Oldies (Was For Louis Proyect)

Doug Henwood dhenwood at panix.com
Wed Oct 28 10:39:51 PST 1998


[This bounced, because as the Panix mailer put it, "This may be hard to believe, but there was no "From:" field in this message I just received. I'm not gonna send it out, but you can...[.]" Chuck, check your <From:> field!]

Sender: cgrimes at tsoft.com Content-Type: text/plain; charset=us-ascii Content-Transfer-Encoding: 8bit MIME-Version: 1.0 Date: Tue, 27 Oct 1998 14:15:49 -0800 (PST) To: lbo-talk at lists.panix.com Subject: Oldies (Was For Louis Proyect)

Ken Lawrence to Louis P:

Tom Condit could tell some good stories about the fun we had as a minority libertarian socialist and Wobbly "tendency" (constitutionally recognized faction) in the old YPSL, when Norman Thomas was the SP elder, Mike Harrington was still a "youth," and all the red diaper babies were Shachtmanites!

----------------

Those names, particularly Mike Harrington--but I can't remember a thing he said or what he looked like--just the name. Wasn't he a law student at Boalt?

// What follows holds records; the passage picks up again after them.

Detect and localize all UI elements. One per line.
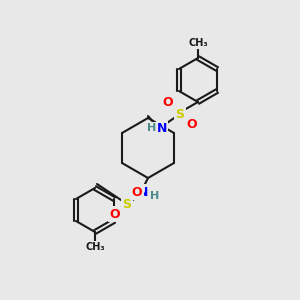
Text: S: S [122, 197, 131, 211]
Text: CH₃: CH₃ [188, 38, 208, 48]
Text: S: S [176, 107, 184, 121]
Text: O: O [110, 208, 120, 220]
Text: O: O [132, 185, 142, 199]
Text: H: H [147, 123, 157, 133]
Text: O: O [163, 95, 173, 109]
Text: N: N [157, 122, 167, 134]
Text: O: O [187, 118, 197, 130]
Text: H: H [150, 191, 160, 201]
Text: N: N [138, 185, 148, 199]
Text: CH₃: CH₃ [85, 242, 105, 252]
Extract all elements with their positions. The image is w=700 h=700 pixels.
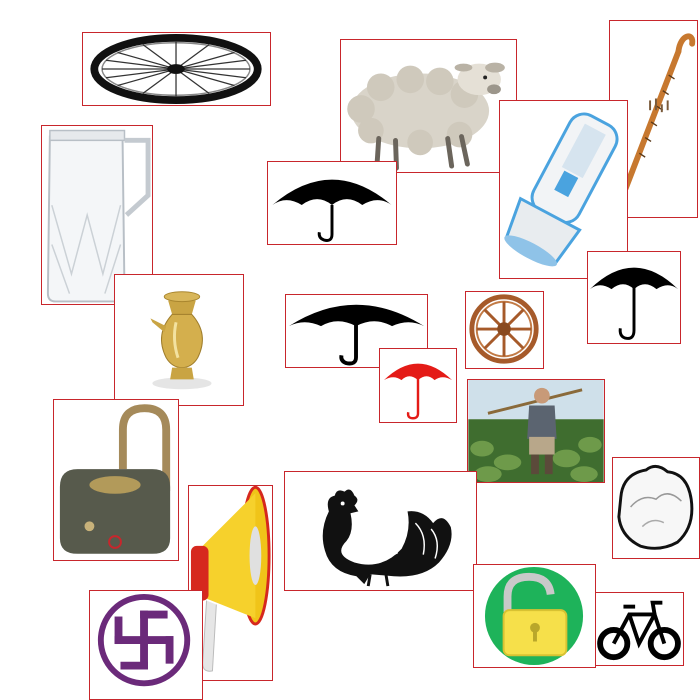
umbrella-icon [267, 161, 397, 245]
broken-shell-icon [612, 457, 700, 559]
umbrella-icon [285, 294, 428, 368]
cart-wheel-icon [465, 291, 544, 369]
flashlight-icon [499, 100, 628, 279]
umbrella-icon [587, 251, 681, 344]
megaphone-icon [188, 485, 273, 681]
bicycle-icon [595, 592, 684, 666]
farmer-icon [467, 379, 605, 483]
kettle-icon [114, 274, 244, 406]
wheel-icon [82, 32, 271, 106]
unlock-icon [473, 564, 596, 668]
umbrella-icon [379, 348, 457, 423]
swastika-icon [89, 590, 203, 700]
rooster-icon [284, 471, 477, 591]
padlock-open-icon [53, 399, 179, 561]
sheep-icon [340, 39, 517, 173]
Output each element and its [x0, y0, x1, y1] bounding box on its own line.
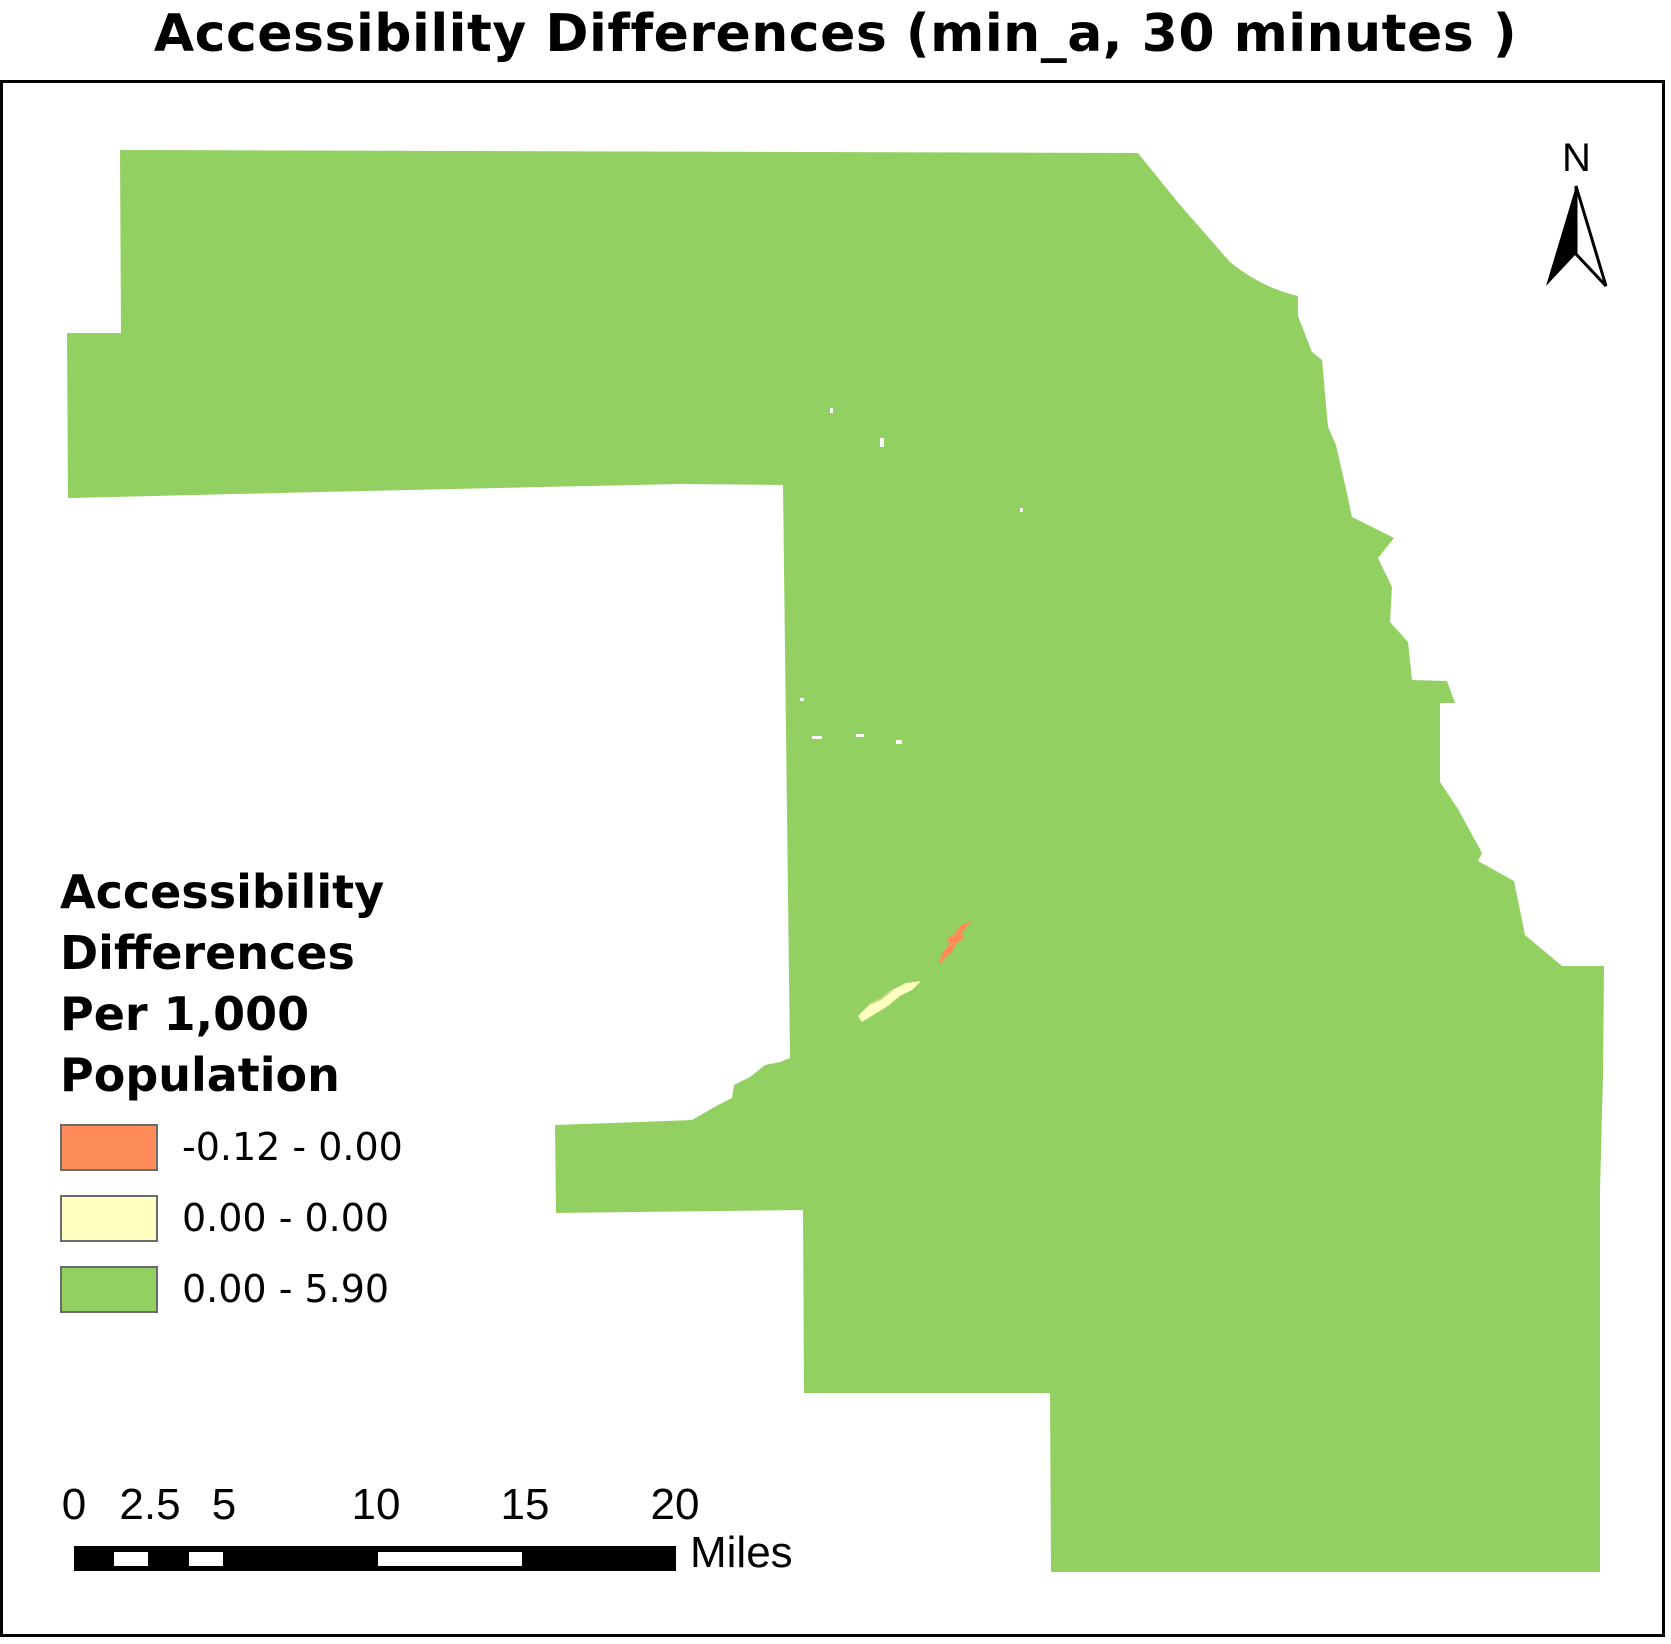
legend-title-line: Per 1,000: [60, 987, 310, 1041]
scale-bar: [74, 1546, 676, 1571]
hole: [896, 740, 902, 744]
legend-label: -0.12 - 0.00: [182, 1125, 403, 1169]
hole: [812, 736, 822, 739]
region-zero-edge: [869, 989, 893, 1005]
legend-label: 0.00 - 0.00: [182, 1196, 390, 1240]
legend-swatch: [60, 1195, 158, 1242]
hole: [1020, 508, 1023, 512]
scale-label: 5: [211, 1480, 237, 1529]
legend-swatch: [60, 1124, 158, 1171]
hole: [830, 408, 833, 413]
scale-label: 10: [351, 1480, 401, 1529]
scale-label: 20: [650, 1480, 700, 1529]
scale-label: 2.5: [119, 1480, 181, 1529]
hole: [856, 734, 864, 737]
legend-swatch: [60, 1266, 158, 1313]
scale-label: 15: [500, 1480, 550, 1529]
scale-label: 0: [61, 1480, 87, 1529]
map-title: Accessibility Differences (min_a, 30 min…: [153, 4, 1518, 64]
map-frame: [0, 80, 1665, 1637]
legend-label: 0.00 - 5.90: [182, 1267, 390, 1311]
hole: [880, 438, 884, 447]
region-zero: [858, 981, 921, 1022]
legend-title: Accessibility Differences Per 1,000 Popu…: [60, 862, 384, 1106]
legend-title-line: Population: [60, 1048, 340, 1102]
legend-title-line: Accessibility: [60, 865, 385, 919]
scale-unit: Miles: [690, 1528, 793, 1577]
legend-title-line: Differences: [60, 926, 355, 980]
north-arrow-label: N: [1562, 136, 1591, 180]
region-positive: [67, 150, 1604, 1572]
north-arrow-icon: [1546, 185, 1608, 288]
hole: [800, 698, 804, 701]
region-negative: [939, 921, 972, 966]
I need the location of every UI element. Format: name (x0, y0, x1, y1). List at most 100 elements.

I know we are supposed to forget bourgois nostalgia, but so what? When I first got to UCB ('65-6) the YPSL's were having it out in public on the Sproul Hall steps with loudspeakers, haranging the crowds in high comic opera. I can still hear Betina Abtecker's(?) screeching voice--like broken glass.

But I gotta tell you, that kind of arcane factional in-fighting got boring fast--particularly when concrete issues and conditions were right in front of us--speaking as one of the nameless mass. Theoretical positions on the correct tactics to defeat capitalism seemed irrelevant when I had no money to get through school, no legal help to fight the draft, and no way out of any of it. So, in the first confrontations I was part of with the cops (inside the ASUC building) over the right to assemble and organize on campus, there was going to be no help from any organizations. You were on your own. In fact, in this mass meeting of a few hundred, that became the agenda--this was not formally sanctioned by any on-campus organization so there would be no legal help if you got arrested. Great. So it turned into fighting and running and no sit-in. That is pretty much how these things were transformed from peaceful sit-ins into the hit and run tactics that developed later.

It was a lesson in leadership, organization, solidarity, and the dialectic of violence--all take and no give--that was the 'take home message' as they say these days. So, for the younger members out there, the first order of business in the book of organization, is support your people.